McCrory estimates that 25,000 pounds of hair in nylon collection bags may be sufficient to adsorb 170,000 gallons of spilled oil. Preliminary tests show that a gallon of oil can be adsorbed in less than two minutes with McCrory's method.
There is also a potential cost savings in McCrory's method. Present oil cleanup methods cost approximately $10 to recover a gallon of oil. McCrory's system may cost as little as $2 per gallon and offers the additional benefit of being able to use the recovered oil for fuel. McCrory has founded and is president of his own company, BEPS Inc. of Madison, Alabama.
Hair is a free and virtually unlimited resource. Human hair grows quickly, and with close to 300 million Americans wanting to help out, a lot can be used.
Indeed, many barbershops and hair salons are already collecting hair. My eldest daughter and her friends are also collecting hair to send to the Gulf (I hadn't heard of the use of hair before my daughter told me about it - and that was long before I understood the science behind it).
So the bottom line is that collecting hair (or - if it is plentiful in the local community - hay or corn cobs) - and bundling it into nylon stockings or other sacks and putting it on the beaches and in shallow water is probably the most realistic approach.

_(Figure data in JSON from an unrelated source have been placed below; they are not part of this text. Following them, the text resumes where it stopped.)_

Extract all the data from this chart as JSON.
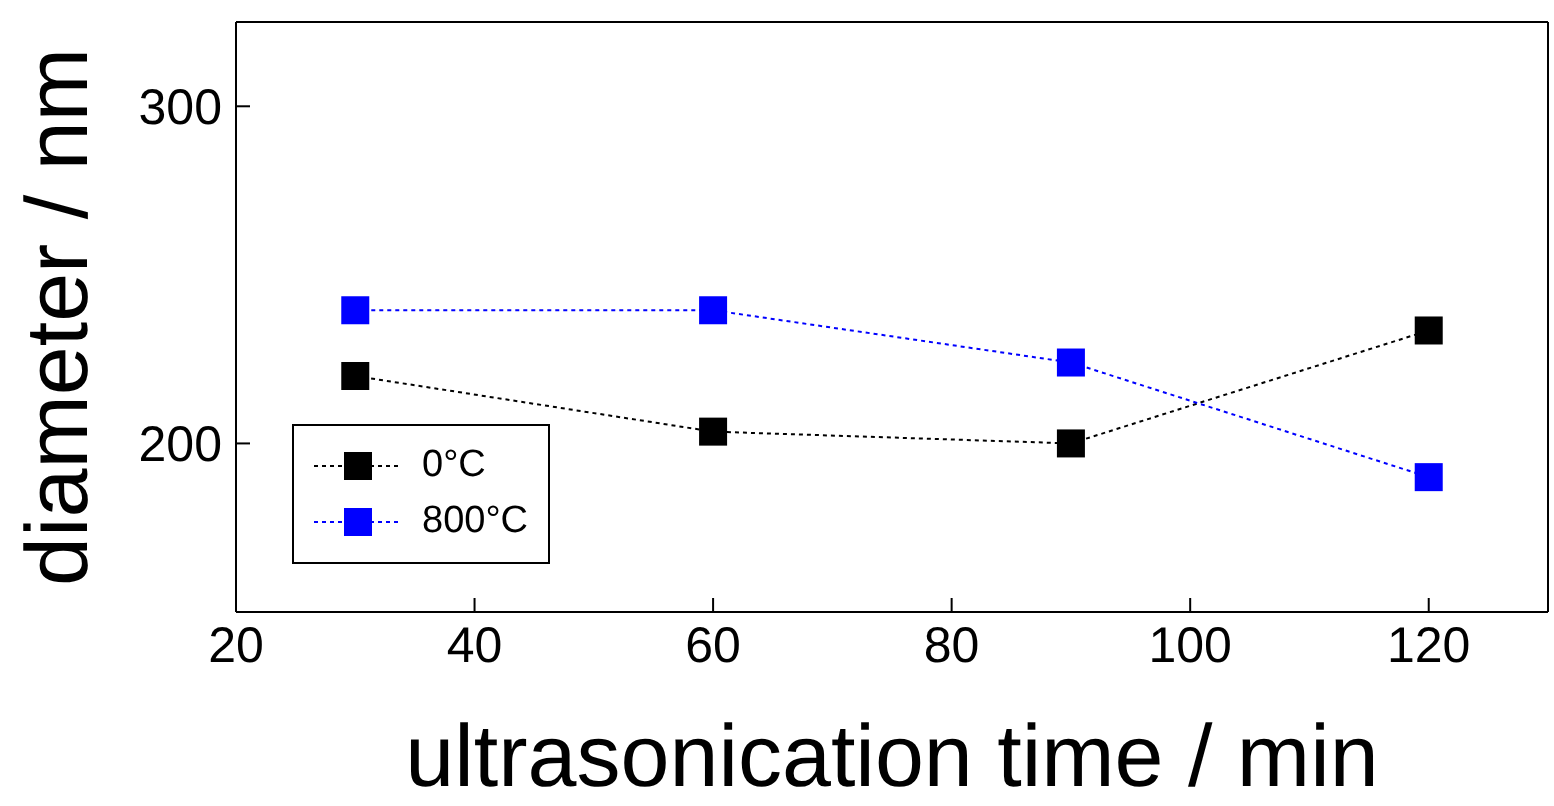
{
  "chart_data": {
    "type": "line",
    "xlabel": "ultrasonication time / min",
    "ylabel": "diameter / nm",
    "x": [
      30,
      60,
      90,
      120
    ],
    "series": [
      {
        "name": "0°C",
        "color": "#000000",
        "values": [
          220,
          203.5,
          200,
          233.5
        ]
      },
      {
        "name": "800°C",
        "color": "#0000ff",
        "values": [
          239.5,
          239.5,
          224,
          190
        ]
      }
    ],
    "xlim": [
      20,
      130
    ],
    "xticks": [
      20,
      40,
      60,
      80,
      100,
      120
    ],
    "ylim": [
      150,
      325
    ],
    "yticks": [
      200,
      300
    ],
    "grid": false,
    "legend": "bottom left",
    "marker": "square",
    "line_style": "dotted"
  }
}
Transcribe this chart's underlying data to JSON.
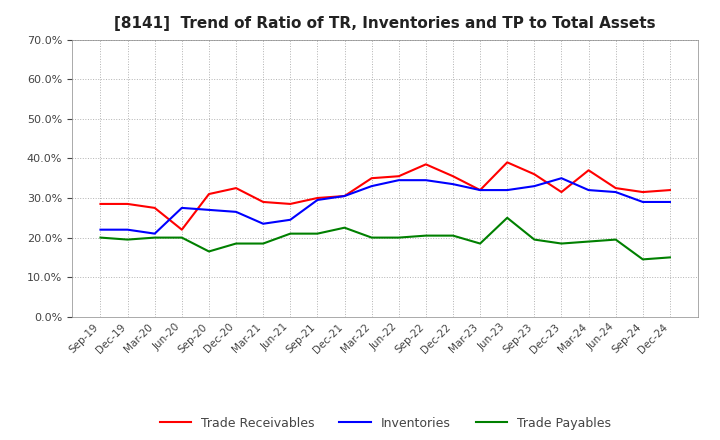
{
  "title": "[8141]  Trend of Ratio of TR, Inventories and TP to Total Assets",
  "x_labels": [
    "Sep-19",
    "Dec-19",
    "Mar-20",
    "Jun-20",
    "Sep-20",
    "Dec-20",
    "Mar-21",
    "Jun-21",
    "Sep-21",
    "Dec-21",
    "Mar-22",
    "Jun-22",
    "Sep-22",
    "Dec-22",
    "Mar-23",
    "Jun-23",
    "Sep-23",
    "Dec-23",
    "Mar-24",
    "Jun-24",
    "Sep-24",
    "Dec-24"
  ],
  "trade_receivables": [
    0.285,
    0.285,
    0.275,
    0.22,
    0.31,
    0.325,
    0.29,
    0.285,
    0.3,
    0.305,
    0.35,
    0.355,
    0.385,
    0.355,
    0.32,
    0.39,
    0.36,
    0.315,
    0.37,
    0.325,
    0.315,
    0.32
  ],
  "inventories": [
    0.22,
    0.22,
    0.21,
    0.275,
    0.27,
    0.265,
    0.235,
    0.245,
    0.295,
    0.305,
    0.33,
    0.345,
    0.345,
    0.335,
    0.32,
    0.32,
    0.33,
    0.35,
    0.32,
    0.315,
    0.29,
    0.29
  ],
  "trade_payables": [
    0.2,
    0.195,
    0.2,
    0.2,
    0.165,
    0.185,
    0.185,
    0.21,
    0.21,
    0.225,
    0.2,
    0.2,
    0.205,
    0.205,
    0.185,
    0.25,
    0.195,
    0.185,
    0.19,
    0.195,
    0.145,
    0.15
  ],
  "ylim": [
    0.0,
    0.7
  ],
  "yticks": [
    0.0,
    0.1,
    0.2,
    0.3,
    0.4,
    0.5,
    0.6,
    0.7
  ],
  "colors": {
    "trade_receivables": "#ff0000",
    "inventories": "#0000ff",
    "trade_payables": "#008000"
  },
  "legend_labels": [
    "Trade Receivables",
    "Inventories",
    "Trade Payables"
  ],
  "background_color": "#ffffff",
  "grid_color": "#aaaaaa",
  "title_fontsize": 11,
  "tick_label_color": "#444444",
  "linewidth": 1.5
}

The oil-soaked hair, hay or corn can then be taken out of the sacks and then carefully burned as a fuel or heating source, or reprocessed for oil by an oil refinery.
Note 1: Most government agencies still don't know about the science behind adsorption. Your local community will have to educate them. Start by sending them the Nasa article.Note 2: There is some anecdotal evidence that oyster mushrooms can detoxify oil after it is removed from the ocean. As the San Francisco Chronicle notes regarding the clean-up of a 2007 oil spill in the San Francisco Bay Area:
Update: The prestigious Battelle Laboratories has tested oyster mushrooms and found them very effective for detoxifying oil.Once the mats are soaked with black gunk, oyster mushrooms will take over, growing on the mats and absorbing the oil.
National mushroom expert Paul Stamets was in town the weekend after the spill for the Green Festival, heard of Gautier's work and donated $10,000 worth of oyster mushrooms to harvest on the oily hair mats.
Gautier said the mushrooms will absorb the oil within 12 weeks, Gautier said, turning the hair mats into nontoxic compost.
"You make it like a lasagna," Gautier said. "You layer the oily hair mats with mushrooms and straw, turn it in six weeks, and by 12 weeks you have good soil."
The soil may not be good enough to grow carrots but is certainly good enough to use for landscaping along roads, she said.